Long hailed as a model of coexistence, multi-confessional Lebanon is nonetheless plagued by sectarian and political rifts, and has seen waves of emigration.
Since 2019 it has been ravaged by successive crises, from an economic collapse widely blamed on official mismanagement and corruption, to a devastating Beirut port blast in 2020, to the recent war between militant group Hezbollah and Israel -- which many Lebanese fear could return.
Leo told officials, diplomats and civil society representatives in a speech at the presidential palace that "there are times when it is easier to flee, or simply more convenient to move elsewhere. It takes real courage and foresight to stay or return to one's own country."
He urged Lebanese people to take up the "path of reconciliation", and called on the country's leaders to place themselves "with commitment and dedication at the service of your people".
No real reconciliation process was undertaken following Lebanon's 1975-1990 civil war, and the latest conflict between Israel and Hezbollah has deepened divisions.
- 'Promote peace' -
Lebanon rolled out the red carpet and a 21-gun salute for Leo, who was greeted at the airport by children and a brass band as ships at the port sounded their horns. Two Lebanese military aircraft escorted his plane on descent.
Hundreds of people standing along the roadside braved heavy rain to greet the pope along his route to the presidential palace.
"The pope is not just for Christians but for Muslims too, and we love him a lot... We want him to bless our land," said Zahra Nahleh, 19, from Lebanon's war-ravaged south, who was waiting to welcome the pontiff.
Leo told journalists on the plane that his tour had "a special theme of... being a messenger of peace, of wanting to promote peace throughout the region".
He went on to emphasise that theme in his speech at the presidential palace, using the word "peace" more than 20 times, without mentioning any specific conflicts, including the war between Hezbollah and Israel.
The two-nation trip is something of a test for the first American pope, whose understated style contrasts with that of his charismatic and impulsive predecessor, Francis.
Although Leo's four-day visit drew little attention in Turkey, a Muslim-majority nation whose Christian community numbers only around 100,000, his 48-hour stopover has been eagerly awaited in Lebanon, a religiously diverse country of around six million people.
Lebanon's last papal visitor was Benedict XVI in 2012.
Youth scouting groups affiliated with Hezbollah waited to welcome the pope along the road in Beirut's southern suburbs, where the Iran-backed militants hold sway and which Israel pounded during the war last year.
Posters of the group's slain chief Hassan Nasrallah appeared near billboards welcoming the pontiff in the area, which Israel struck again last week, killing Hezbollah's military chief.
Despite last year's truce, Israel has kept up regular raids on Lebanon, usually saying it is striking Hezbollah targets.
On Saturday, Hezbollah had urged the pope to reject Israeli "injustice and aggression" against Lebanon.
- 'Duty for humanity' -
Lebanese President Joseph Aoun said that "safeguarding Lebanon" -- a unique model of coexistence among different religious communities -- "is a duty for humanity".

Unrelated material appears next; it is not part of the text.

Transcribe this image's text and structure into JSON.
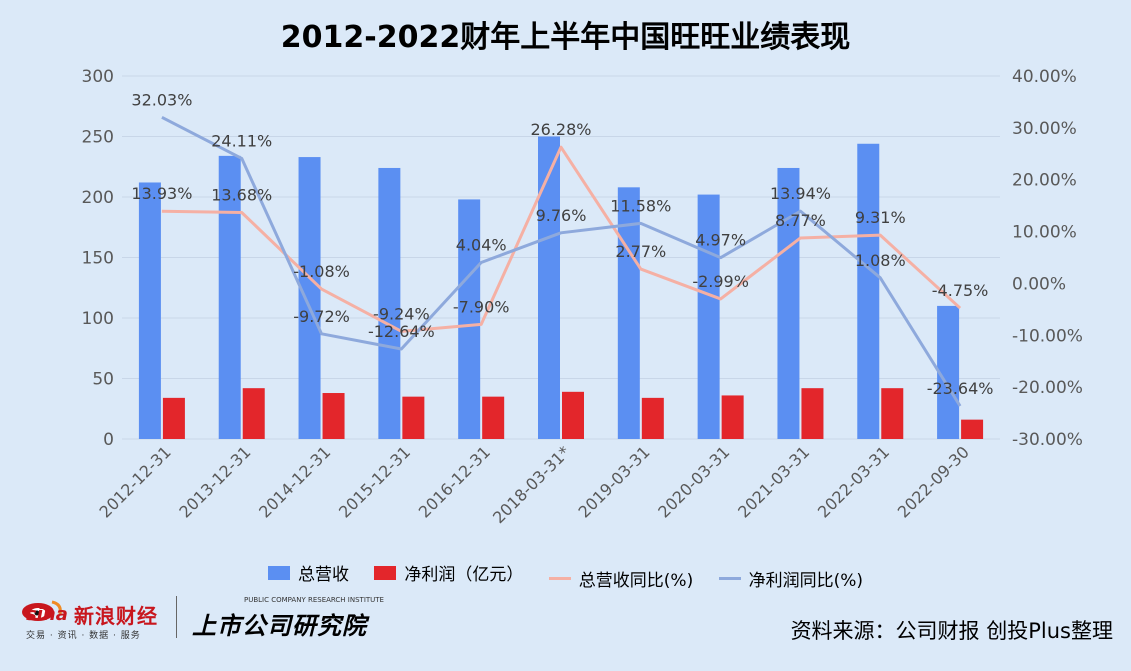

"If this model disappears, nowhere else can replace it," said Aoun, the only Christian head of state in the Arab world.
Christians play a key political role in Lebanon, where power is shared among the country's religious communities, but they have seen their numbers dwindle, particularly due to emigration.
In Turkey, Leo's visit focused on calls for greater unity among different branches of Christianity.
On his last day there, he went to the Armenian Cathedral expressing encouragement for the largest of Turkey's Christian communities -- with some 50,000 members -- and thanking God "for the courageous Christian witness of the Armenian people throughout history, often amid tragic circumstances".
It was an apparent nod to the massacres the Armenians suffered at the hands of the Ottoman troops in 1915-1916, which has been qualified as genocide by around 30 countries, although Turkey firmly rejects the term.